Cada viaje en el bondi de los que hacen el recorrido entre los ásperos barrios del oeste neuquino y el centro de la ciudad, ofrecería de por sí un aguafuerte para la fina sensorialidad de un Roberto Arlt. El trayecto, que va de 30 a 45 minutos, da tiempo para ajustar frecuencias de recepción, sintonías del alma que puestas a obrar percibirían más de una verdad revelada de la condición humana.
La mujer pobre, el hombre pobre, el que cuenta las monedas y viste ropaje estoico se acurruca en un asiento, si lo hay o, lo que es más curioso -suele verse esto- se hace a un lado para que otra persona se siente, en particular si esa persona luce un aspecto más favorecido en su condición socioeconómica (la que no ha de ser muy trascendente, en tanto usuaria del bondi, pero sí suficiente como para generar sensación de distancia al resto del pasaje).
Entonces la reflexión salta, surge sola; el pobre, la mujer pobre, internalizó hace rato que no le corresponden los beneficios, así sean los de ocupar el asiento de un colectivo. Hasta esta pequeña atribución le es negada por su propia asumida condición de que ha venido a la vida para sufrir. Entonces no es descabellado asociar este fenómeno con uno mucho más amplio y que hace a la existencia social toda. Y, si se la estudia un poco más, deriva a la específica, la que toca a la cotidianidad del mismo país y de la misma ciudad que ocupa.

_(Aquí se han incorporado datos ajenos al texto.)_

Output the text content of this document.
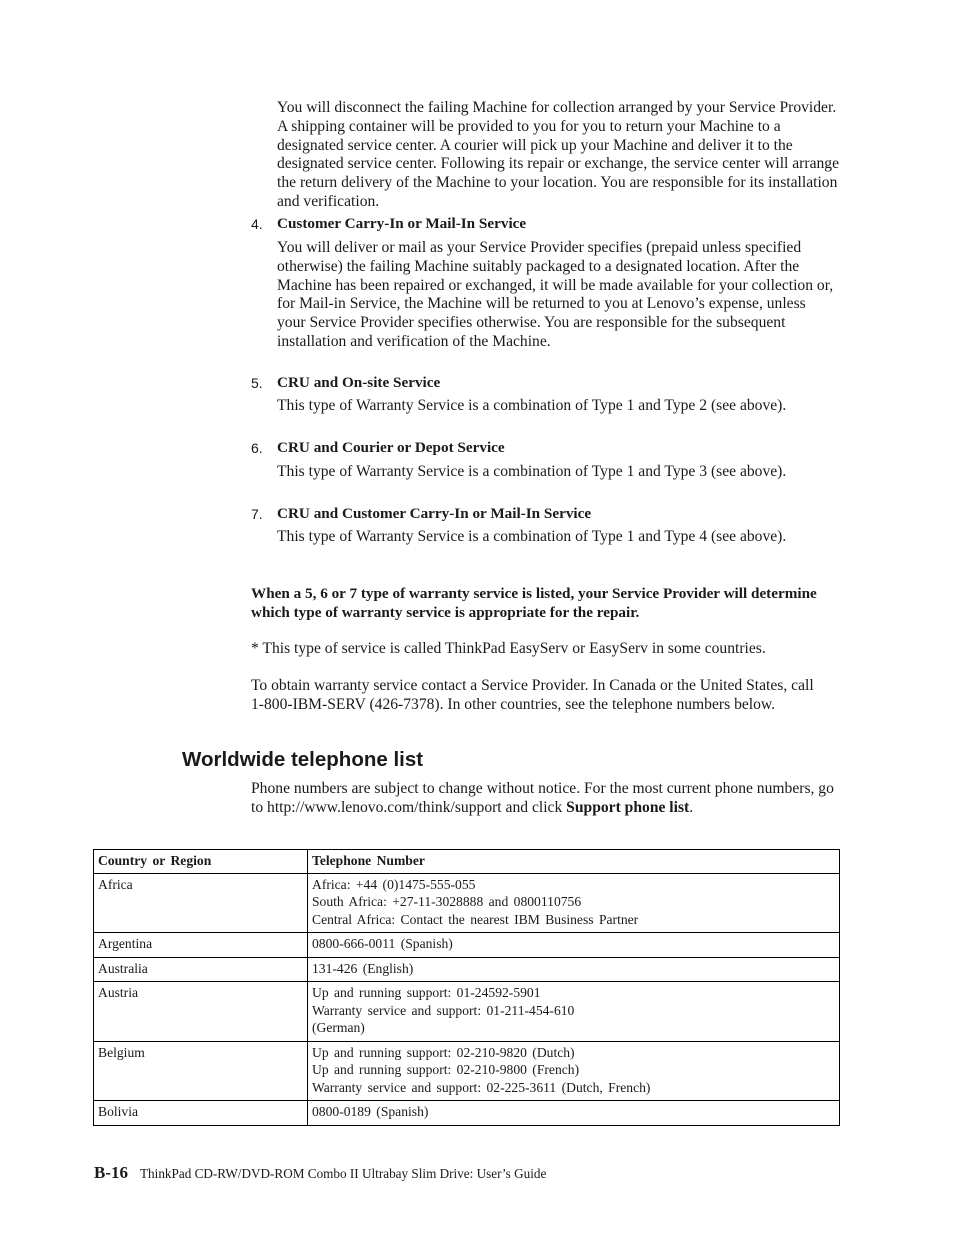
You will disconnect the failing Machine for collection arranged by your Service Provider. A shipping container will be provided to you for you to return your Machine to a designated service center. A courier will pick up your Machine and deliver it to the designated service center. Following its repair or exchange, the service center will arrange the return delivery of the Machine to your location. You are responsible for its installation and verification.

4. Customer Carry-In or Mail-In Service

You will deliver or mail as your Service Provider specifies (prepaid unless specified otherwise) the failing Machine suitably packaged to a designated location. After the Machine has been repaired or exchanged, it will be made available for your collection or, for Mail-in Service, the Machine will be returned to you at Lenovo’s expense, unless your Service Provider specifies otherwise. You are responsible for the subsequent installation and verification of the Machine.

5. CRU and On-site Service

This type of Warranty Service is a combination of Type 1 and Type 2 (see above).

6. CRU and Courier or Depot Service

This type of Warranty Service is a combination of Type 1 and Type 3 (see above).

7. CRU and Customer Carry-In or Mail-In Service

This type of Warranty Service is a combination of Type 1 and Type 4 (see above).

When a 5, 6 or 7 type of warranty service is listed, your Service Provider will determine which type of warranty service is appropriate for the repair.

* This type of service is called ThinkPad EasyServ or EasyServ in some countries.

To obtain warranty service contact a Service Provider. In Canada or the United States, call 1-800-IBM-SERV (426-7378). In other countries, see the telephone numbers below.

Worldwide telephone list

Phone numbers are subject to change without notice. For the most current phone numbers, go to http://www.lenovo.com/think/support and click Support phone list.

Country or Region	Telephone Number
Africa	Africa: +44 (0)1475-555-055
South Africa: +27-11-3028888 and 0800110756
Central Africa: Contact the nearest IBM Business Partner

Argentina	0800-666-0011 (Spanish)

Australia	131-426 (English)

Austria	Up and running support: 01-24592-5901
Warranty service and support: 01-211-454-610
(German)

Belgium	Up and running support: 02-210-9820 (Dutch)
Up and running support: 02-210-9800 (French)
Warranty service and support: 02-225-3611 (Dutch, French)

Bolivia	0800-0189 (Spanish)
B-16 ThinkPad CD-RW/DVD-ROM Combo II Ultrabay Slim Drive: User’s Guide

Y de ahí a la explicación de la Argentina actual en que el pobre, la mujer pobre, viven, hay un paso. Entonces aquellos años, en los que la dignidad era una aparición inédita en sus días, con un Estado que por primera vez en mucho tiempo tenía en cuenta a los y las marginadas, fue mutando en un sueño que tuvo algo que quizá vivió alguna vez, pero que en verdad no era cierto. Porque lo cierto es apartarse del asiento posible, ese en el que reposar los arduos huesos extenuados por una vida vapuleada. Porque la realidad es que no hay acceso para él, para ella, a las cosas más o menos gratas de la existencia, ni siquiera para incorporar el derecho a un reposo de 30 a 45 minutos en el bondi.
La ilusión se trastoca allí en querer, en ansiar, lo que aquellos que siempre triunfan tienen y pueden. El auto, el buen trabajo, el pelo rubio o, como mínimo, en el menor de los casos, un asiento en el colectivo. Esas cosas que no le han sido dadas. De allí pareciera, es la impresión que se recoge, que ya hace tiempo que despertó del sueño aquel, ese en el que una vez casi llegó a saber de qué podía tratarse eso de la felicidad. Y así es como despierta, tal como si de una hipnosis se tratara, tras la cual apenas si queda un vaho, una percepción, ínfima y difusa, que sitúa en la duda onírica de si lo que alguna vez le pasó fue real.
Y despierta, o cree que despierta o no sabe qué le pasa ni lo medita, cuando en realidad lo que le sucede es que se está sumergiendo en la pesadilla, esa que quienes no toman colectivo lograron inocularle como deseo propio, como el único anhelo posible, permitido, de lo que fatalmente le ha sido dado, porque “así es la vida” y porque esa y no otra es la bolilla que le tocó en el sorteo de la existencia.